Recientemente, The New York Times ha revelado cómo están afrontando ambos candidatos ese primer encuentro, que será muy importante –como lo serán los otros dos programados–, en una carrera en la que Clinton tiene sólo una ligera ventaja sobre Trump de apenas dos o tres puntos según las encuestas. El equipo de Hillary ya está diseccionando, con la ayuda de psicólogos, el comportamiento del multimillonario en los debates que éste mantuvo durante las primarias: buscando sus puntos débiles, tratando de encontrar los argumentos que le saquen de quicio para que la audiencia constate que, básicamente, Trump sería un peligro como presidente por sus excentricidades, su impulsividad y sus falsedades. Dice el Times que el análisis está siendo casi “forense”. Y también dice que Clinton se está tomando muy en serio la preparación, buscando aún quien puede desempeñar el papel de Trump en las sesiones de sparring, que suelen celebrarse en estas ocasiones.

Pellizquitos

Trump reniega de esas simulaciones. “Sé cómo tratar a Hillary”, ha dicho públicamente. Sin duda tratará de cuestionar su ética y su honradez. Según han filtrado desde su equipo, el candidato por ahora se está tomando con desdén las tardes preparatorias. Cree que en ese mensaje nuevo que él pretende aportar a la política estadounidense –el de un outsider que viene a poner patas arriba la política hipócrita de Washington– lo mejor es ser uno mismo, dejarse ver como es, sin imposturas ni frases preparadas. “Sé quién soy y eso me ha traído hasta aquí. No quiero presentar una cara falsa sobre mí. Es posible que hagamos una simulación de debate, pero no veo que sea necesario”, ha dicho. El temor de sus asesores –que Trump desdeña también– es que se deje llevar por la fuerza de su carácter y aparezca el candidato más extremista, más loco o más violento. Ese es, precisamente, el personaje que Hillary querrá que los espectadores descubran.

Al equipo de Hillary le preocupa lo contrario: que su candidata se convierta durante el debate en la típica sabionda que lo sabe todo del país, pero que resulta fría, sin sangre caliente, desapasionada, falsa, de cartón piedra.
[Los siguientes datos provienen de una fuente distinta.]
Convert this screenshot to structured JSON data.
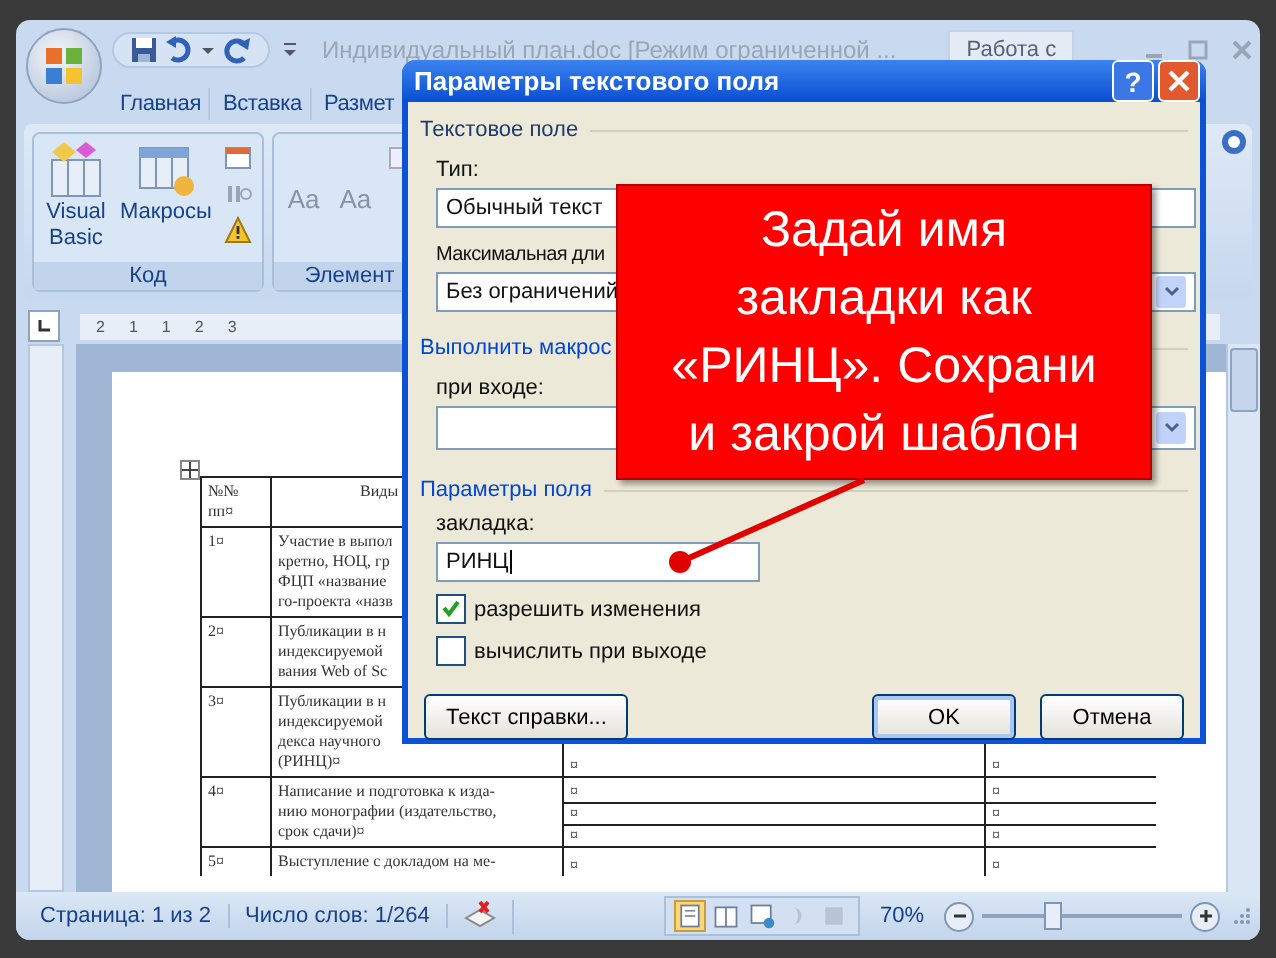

Es sabido que en un debate no gana necesariamente quien más sabe de los asuntos que se tratan, sino quien logra sintonizar con el público en el plano más emocional. Y en eso puede ganar Trump de calle, si Hillary no desmonta al personaje. Esto es lo que hace de los debates entre ambos eventos especialmente interesantes. Se trata del choque entre dos personajes arquetípicos. Uno, un charlatán simpático y pintoresco, que probablemente tiene menor competencia que su adversaria, pero que dice las cosas como son, que no tiene miedo, que dice lo que piensa sin más. Del otro lado, una sabionda algo redicha y suficiente, sinuosa y poco transparente, pero que tienen un indudable conocimiento de los problemas del país y experiencia sobrada en materia de gobierno.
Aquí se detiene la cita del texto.